Can you tell me a bit about the kind of work that you make?
I’m a queer interdisciplinary Anishinaabe artist, facilitator, and member of Timiskaming First Nation. My arts practice ranges from video, painting, sculpture, installation as well as community engagement, curation, and arts administration.
My practice is about survivance and desire, countering damage-centered narratives that are tied to Indigenous communities and the conspicuous consumption of queer Indigenized trauma. I hope people leave with a sense of being seen with a sense of hope, and the ways in which future scan be built. It's really about resistance and denying commodification of trauma and violence. It's about transforming our relations and the things that we all, as agents of colonialism and oppression (willingly and unwillingly), partake in, intervening at the level of governmentality. I’m trying to get the viewer to entangle themselves in the project of colonialism, through a queer lens that is focused on joy and pleasure.
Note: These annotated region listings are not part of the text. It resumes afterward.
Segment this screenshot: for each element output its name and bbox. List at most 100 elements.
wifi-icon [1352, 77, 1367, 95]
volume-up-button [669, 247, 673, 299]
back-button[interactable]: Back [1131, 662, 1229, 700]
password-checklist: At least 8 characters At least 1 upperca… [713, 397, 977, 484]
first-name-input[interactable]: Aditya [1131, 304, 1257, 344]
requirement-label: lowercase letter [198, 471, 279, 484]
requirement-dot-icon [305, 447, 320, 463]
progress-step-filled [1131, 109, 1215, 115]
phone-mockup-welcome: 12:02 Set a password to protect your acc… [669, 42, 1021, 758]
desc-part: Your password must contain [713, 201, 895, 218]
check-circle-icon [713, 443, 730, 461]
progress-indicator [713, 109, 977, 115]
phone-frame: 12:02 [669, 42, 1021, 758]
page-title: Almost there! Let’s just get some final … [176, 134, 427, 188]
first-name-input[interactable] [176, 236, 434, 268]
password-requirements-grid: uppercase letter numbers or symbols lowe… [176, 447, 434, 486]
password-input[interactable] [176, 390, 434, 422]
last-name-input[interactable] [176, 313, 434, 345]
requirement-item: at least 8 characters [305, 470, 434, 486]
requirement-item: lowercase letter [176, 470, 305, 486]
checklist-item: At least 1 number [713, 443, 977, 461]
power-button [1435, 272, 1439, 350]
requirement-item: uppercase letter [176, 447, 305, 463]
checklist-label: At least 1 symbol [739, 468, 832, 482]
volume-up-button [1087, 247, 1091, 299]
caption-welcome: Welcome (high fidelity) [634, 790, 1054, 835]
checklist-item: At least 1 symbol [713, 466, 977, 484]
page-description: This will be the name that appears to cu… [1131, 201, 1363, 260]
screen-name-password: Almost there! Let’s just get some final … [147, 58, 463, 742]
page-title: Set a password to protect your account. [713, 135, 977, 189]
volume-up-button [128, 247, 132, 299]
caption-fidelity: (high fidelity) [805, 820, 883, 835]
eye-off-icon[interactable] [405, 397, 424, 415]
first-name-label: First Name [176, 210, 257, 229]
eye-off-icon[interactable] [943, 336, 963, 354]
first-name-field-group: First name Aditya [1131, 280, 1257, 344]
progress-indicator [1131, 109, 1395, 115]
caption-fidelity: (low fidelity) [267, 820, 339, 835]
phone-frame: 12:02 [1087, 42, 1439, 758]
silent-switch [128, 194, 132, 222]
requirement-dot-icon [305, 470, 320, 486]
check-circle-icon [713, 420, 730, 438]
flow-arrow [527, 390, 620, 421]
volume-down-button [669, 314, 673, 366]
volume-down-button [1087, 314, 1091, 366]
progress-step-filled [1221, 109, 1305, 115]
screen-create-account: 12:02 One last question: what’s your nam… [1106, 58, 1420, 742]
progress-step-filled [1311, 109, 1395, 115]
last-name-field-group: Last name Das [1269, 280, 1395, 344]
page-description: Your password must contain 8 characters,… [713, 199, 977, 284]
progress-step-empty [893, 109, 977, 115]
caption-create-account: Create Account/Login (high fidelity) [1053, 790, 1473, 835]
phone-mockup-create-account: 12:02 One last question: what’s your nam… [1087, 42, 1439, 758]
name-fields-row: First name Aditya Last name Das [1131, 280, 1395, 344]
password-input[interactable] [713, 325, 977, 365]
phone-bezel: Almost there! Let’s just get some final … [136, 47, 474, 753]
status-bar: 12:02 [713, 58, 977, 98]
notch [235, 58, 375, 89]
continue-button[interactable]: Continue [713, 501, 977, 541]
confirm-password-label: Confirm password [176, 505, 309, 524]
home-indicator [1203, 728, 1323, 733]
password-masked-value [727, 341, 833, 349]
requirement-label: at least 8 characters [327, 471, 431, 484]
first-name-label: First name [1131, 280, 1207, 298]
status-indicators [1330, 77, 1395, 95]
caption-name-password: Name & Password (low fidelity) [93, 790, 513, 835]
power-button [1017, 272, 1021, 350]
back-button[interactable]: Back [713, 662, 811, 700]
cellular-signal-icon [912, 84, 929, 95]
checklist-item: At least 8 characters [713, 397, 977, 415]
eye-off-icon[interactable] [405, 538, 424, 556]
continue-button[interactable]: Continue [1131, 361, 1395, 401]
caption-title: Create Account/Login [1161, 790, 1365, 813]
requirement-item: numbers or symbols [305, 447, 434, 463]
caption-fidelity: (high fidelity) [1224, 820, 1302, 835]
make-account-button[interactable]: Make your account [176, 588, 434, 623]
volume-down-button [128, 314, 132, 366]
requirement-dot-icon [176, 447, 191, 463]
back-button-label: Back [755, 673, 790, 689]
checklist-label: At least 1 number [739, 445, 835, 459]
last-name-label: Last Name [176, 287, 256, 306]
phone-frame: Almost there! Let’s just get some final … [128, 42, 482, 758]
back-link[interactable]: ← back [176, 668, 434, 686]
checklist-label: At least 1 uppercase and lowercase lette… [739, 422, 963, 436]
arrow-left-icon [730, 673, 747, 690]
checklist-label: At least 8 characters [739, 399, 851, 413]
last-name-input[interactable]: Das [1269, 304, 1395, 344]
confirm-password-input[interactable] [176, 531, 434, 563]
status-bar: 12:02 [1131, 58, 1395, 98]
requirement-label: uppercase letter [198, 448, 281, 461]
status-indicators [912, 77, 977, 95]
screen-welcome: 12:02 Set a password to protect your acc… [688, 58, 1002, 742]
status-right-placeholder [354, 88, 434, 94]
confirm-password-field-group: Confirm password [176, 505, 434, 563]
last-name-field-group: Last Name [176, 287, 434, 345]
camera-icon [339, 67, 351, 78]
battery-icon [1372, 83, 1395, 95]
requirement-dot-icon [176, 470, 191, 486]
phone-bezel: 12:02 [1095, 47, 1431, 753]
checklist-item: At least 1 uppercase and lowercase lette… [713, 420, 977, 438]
I would like people to leave with a sense of a world-building, pleasure-centred resistance, and joy. I’m really interested in that transformative aspect - the work I do is engaging with issues of representation, social interaction and social systems, and material access. Using art as a connection with our culture, land, and each other is important, and being vulnerable or being willing to learn in public is challenging, especially in relation to investigating the effects colonization has had on my identity and being willing to share this. I make this work especially with my queer Indigenous kin in mind.
Are there themes/ideas do you return to regularly in your work?
My current artistic practice often involves portrayals of queer femmes and queer Anishinaabeg futurities. My works are about embracing the ambiguity and multiplicities of identity within the Anishinaabe queer femme experiences from my perspective.
Indigenous futurity comes up a lot too, the celebration and rejoicing that recognizes the cultural continuity of Indigenous communities. I also am constantly recollecting collective conversations with ancestors, Anishinaabe creation story motifs, blending them with queer femme aesthetics to tell astory. Equipped with these dreams and knowledge, I reimagine these intersecting worlds where Anishinaabe ideas of queerness and collective consciousness collide.
What motivates you to make your work? Where do you draw inspiration from?
I am often thinking about belonging, reverence, pride, relationality, and feelings of exuberance and freedom. Mostly, I am interested in making work that speaks to ideas or questions about how we can connect to creation and ourselves on our own terms. What does it mean to inhabit an identity that is intersectional? I like the idea of queering ideas of self-presentation and regalia, the ways in which we present ourselves and the communities we are from, celebrating joy. I am also inspired by the many people who came before me. I try to honour them in my work.
Conceptually, I’m often thinking about the ways in which we communicate our desires and dreams as queer people, as Anishinaabe people. Often, it feels like I’m trying to connect or speak to something within me, that I can speak to in my work—I feel called to do it to some degree, to connect with myself and others. I think I am trying to speak to some version of a future ancestor and maybe a version of a past self too.
What do you do when you’re not making art?
I am currently working with Xpace Cultural Centre as a Programming Coordinator and working independently as a professional artist. My role with Xpace, working collaboratively to contribute to the planning and execution of workshops, events, and exhibitions for Xpace Cultural Centre’s exhibition spaces. The way I see my role as Programming Coordinator is a supportive one, helping foster emerging artists’ early careers and helping them show their work in a professional setting. The things that I enjoy most in my work are supporting artists and designers, building community, creating equitable exchange, and continually making new connections, working towards building sustainable exchanges within the arts community.
Down time is also super important to me. Working as an artist and full-time arts administrator, I don’t get a lot of free time to myself; I am working on that! Constantly! I love to be out on the land, connecting with nature, new experiences, spending valuable time with loved ones, tending to my plants and garden, and I love spending time with my partner Chandler.
What are your goals/hopes for your practice in future?
I want to continue to expand my existing skills and continue to support emerging artists and community. I will also continue to create my own worlds. I would love to continue to engage and create new and exciting opportunities for emerging artists as well as continuing my professional arts practice. Expanding worlds and ways of belonging.
Can you share any words of advice for artists that might be just starting out?
Take care of you, most importantly. Your health and mental well-being are the most important thing - above all else. In terms of practice, the key for me is patience and empathy with yourself; most importantly, focusing on your goals but not being hard on yourself when set backs occur, because they almost always do. Always find the joy, whether that exists within your art practice or not, and follow it.